За исключением Стэна Джиффорда.
Без трех минут восемь в ту среду Карелла включил телевизор и устроился поудобней в кресле. Тедди читала. Он посмотрел заключительные кадры передачи, предшествующей Джиффорду (какая-то толстуха выиграла холодильник), а потом увидел заставку СМОТРИТЕ СТЭНА ДЖИФФОРДА, а затем за коммерческой рекламой (очень красивый блондин занимался любовью с сигаретой) послышалась музыкальная тема передачи Джиффорда.
– Не возражаешь, если я потушу верхний свет? – спросил Карелла. Тедди, поглощенная чтением, не видела, что он говорит. Он нежно притронулся к ее руке, и она взглянула на него. – Не возражаешь, если я выключу свет? – снова спросил он, и она кивнула в тот момент, когда лицо Джиффорда появилось на экране.

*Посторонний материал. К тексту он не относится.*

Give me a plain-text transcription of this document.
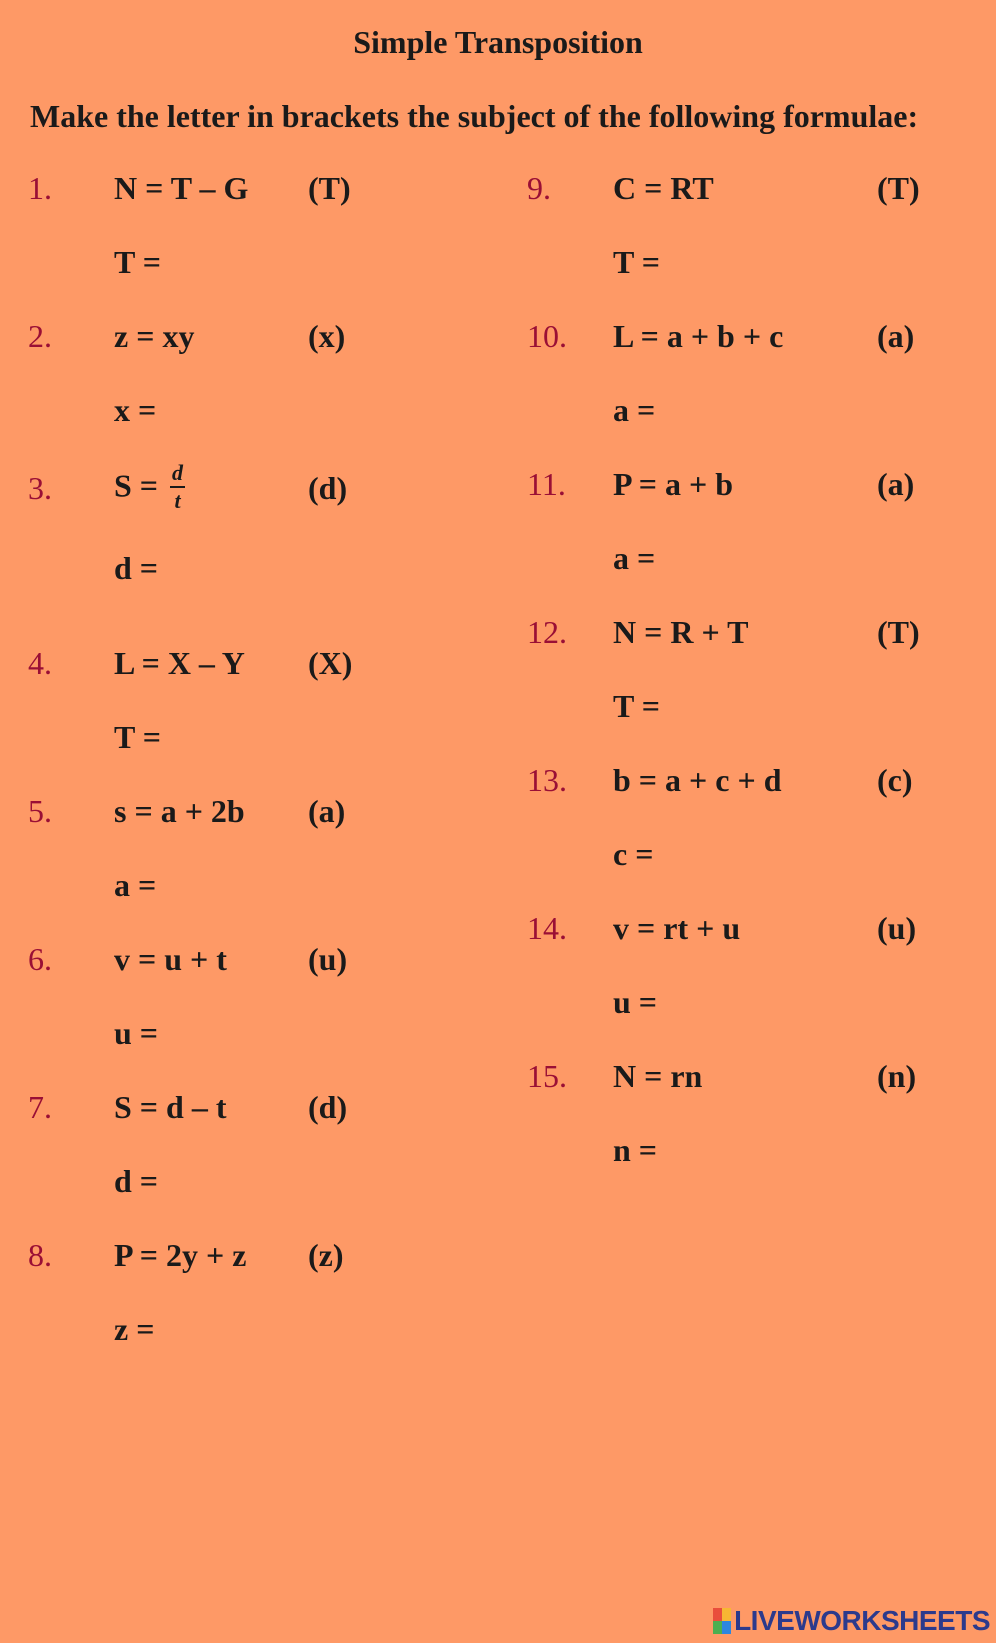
Simple Transposition
Make the letter in brackets the subject of the following formulae:
1. N = T – G (T)
T =
2. z = xy	(x)
x =
3. $S = \frac{d}{t}$	(d)
d =
4. L = X – Y (X)
T =
5. s = a + 2b (a)
a =
6. v = u + t	(u)
u =
7. S = d – t	(d)
d =
8. P = 2y + z (z)
z =
9. C = RT	(T)
T =
10. L = a + b + c	(a)
a =
11. P = a + b	(a)
a =
12. N = R + T	(T)
T =
13. b = a + c + d	(c)
c =
14. v = rt + u	(u)
u =
15. N = rn	(n)
n =
LIVEWORKSHEETS
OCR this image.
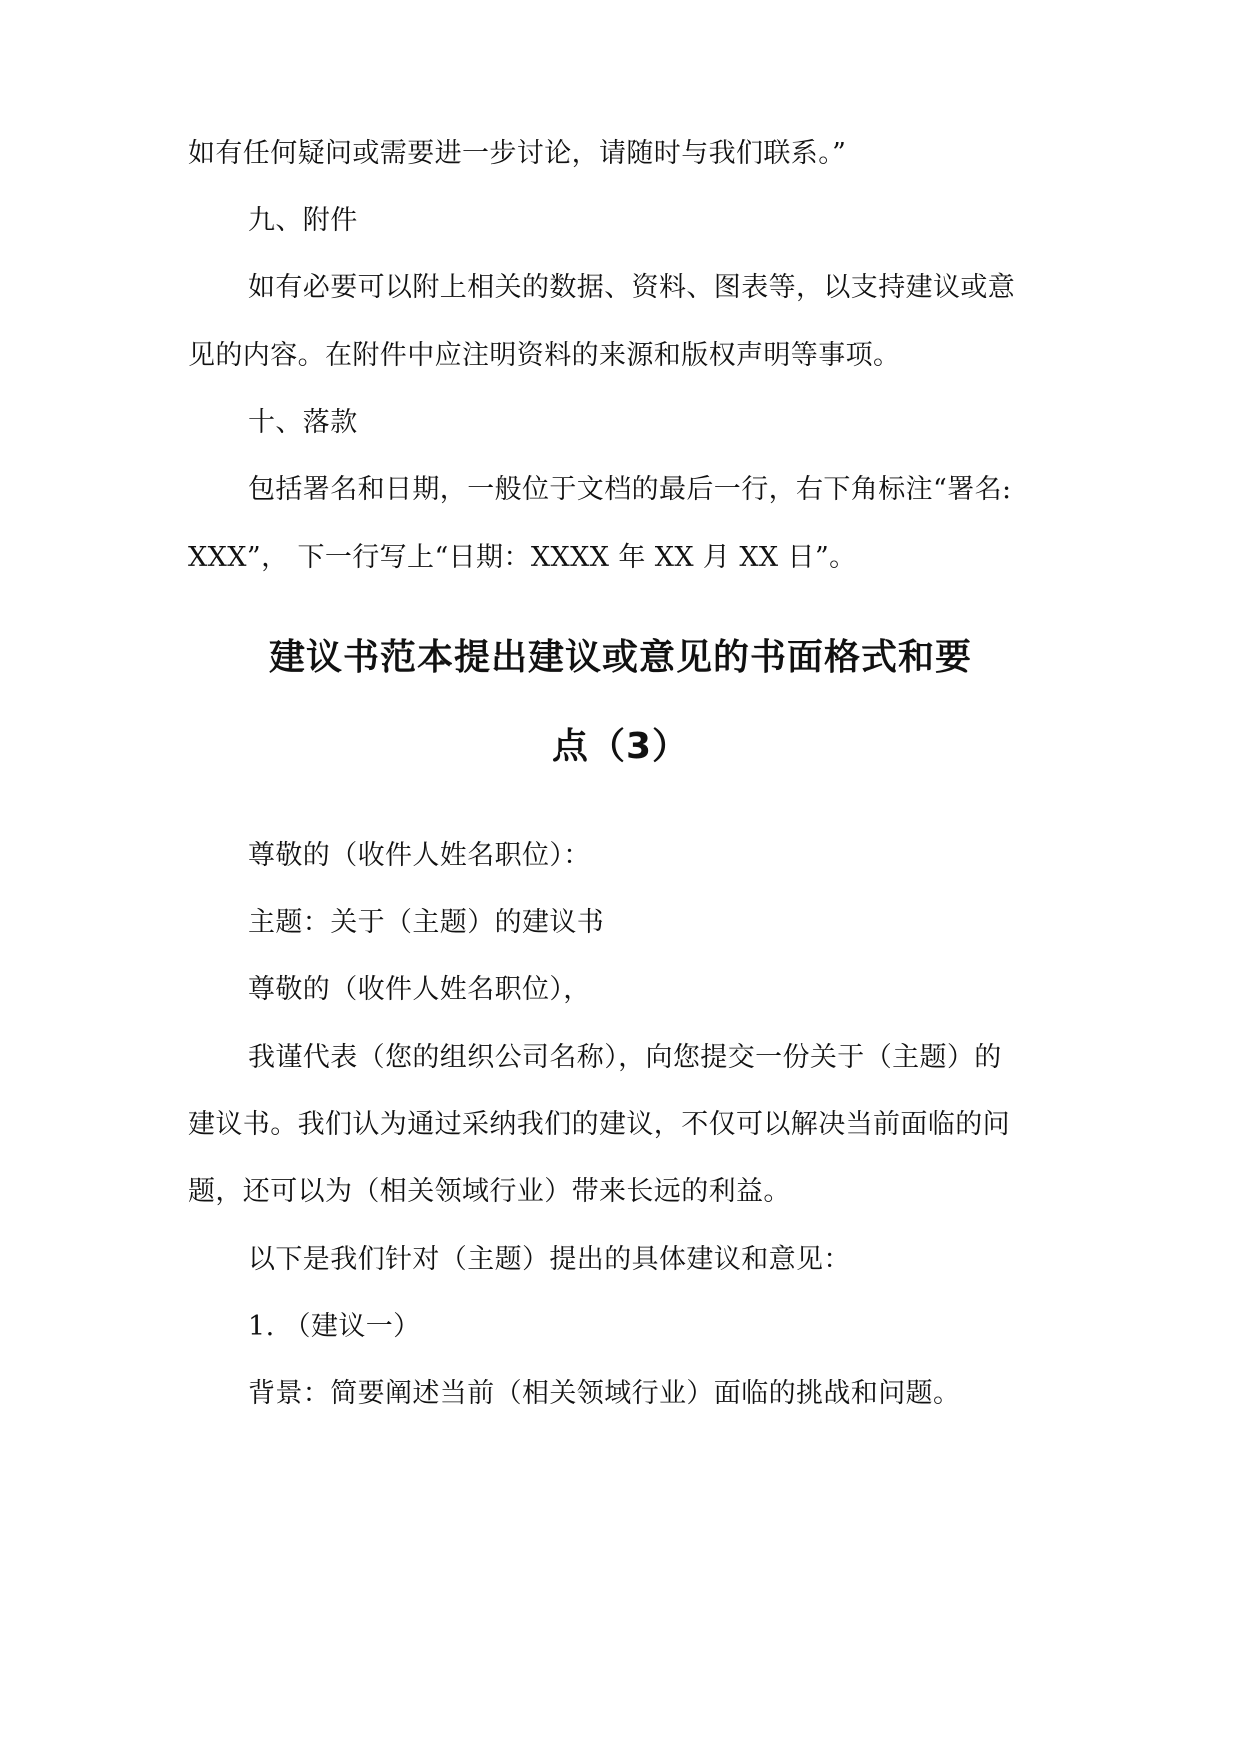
如有任何疑问或需要进一步讨论，请随时与我们联系。”
九、附件
如有必要可以附上相关的数据、资料、图表等，以支持建议或意
见的内容。在附件中应注明资料的来源和版权声明等事项。
十、落款
包括署名和日期，一般位于文档的最后一行，右下角标注“署名:
XXX”， 下一行写上“日期：XXXX 年 XX 月 XX 日”。
建议书范本提出建议或意见的书面格式和要
点（3）
尊敬的（收件人姓名职位）：
主题：关于（主题）的建议书
尊敬的（收件人姓名职位），
我谨代表（您的组织公司名称），向您提交一份关于（主题）的
建议书。我们认为通过采纳我们的建议，不仅可以解决当前面临的问
题，还可以为（相关领域行业）带来长远的利益。
以下是我们针对（主题）提出的具体建议和意见：
1. （建议一）
背景：简要阐述当前（相关领域行业）面临的挑战和问题。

Его улыбка блеснула, как молния во время грозы.
“Еще хотите, а?” – произнес Джиффорд, и Карелла, рассмеявшись, потушил свет. Единственная лампа за стулом Тедди заполняла комнату мягким светом. Прямо напротив нее холодный свет электронной трубки отбрасывал голубоватый четырехугольник света на пол. Джиффорд подошел к столу, сел и тут же заговорил. Именно так он начинал свое шоу.
– Я тут на днях говорил с Юлием, – сказал он, и тут же вместе засмеялись аудитория в студии и Карелла. – У него мания преследования. Клянусь. Законченный параноик. – Снова смех. – Я говорю ему: “Послушай, Юл” – я зову его Юл, поскольку знакомы мы очень много лет, некоторые говорят, что я ему как сын. “Послушай, Юл, – говорю я, – ты почему такой смурной? Какой-то вшивый предсказатель останавливает тебя на пути в Форум и плетет какую-то чушь о Мартовских идах, а ты огорчаешься? Юл, детка, люди любят тебя”. Он поворачивается ко мне и говорит: “Брут, я знаю, ты думаешь, я глупец, но...”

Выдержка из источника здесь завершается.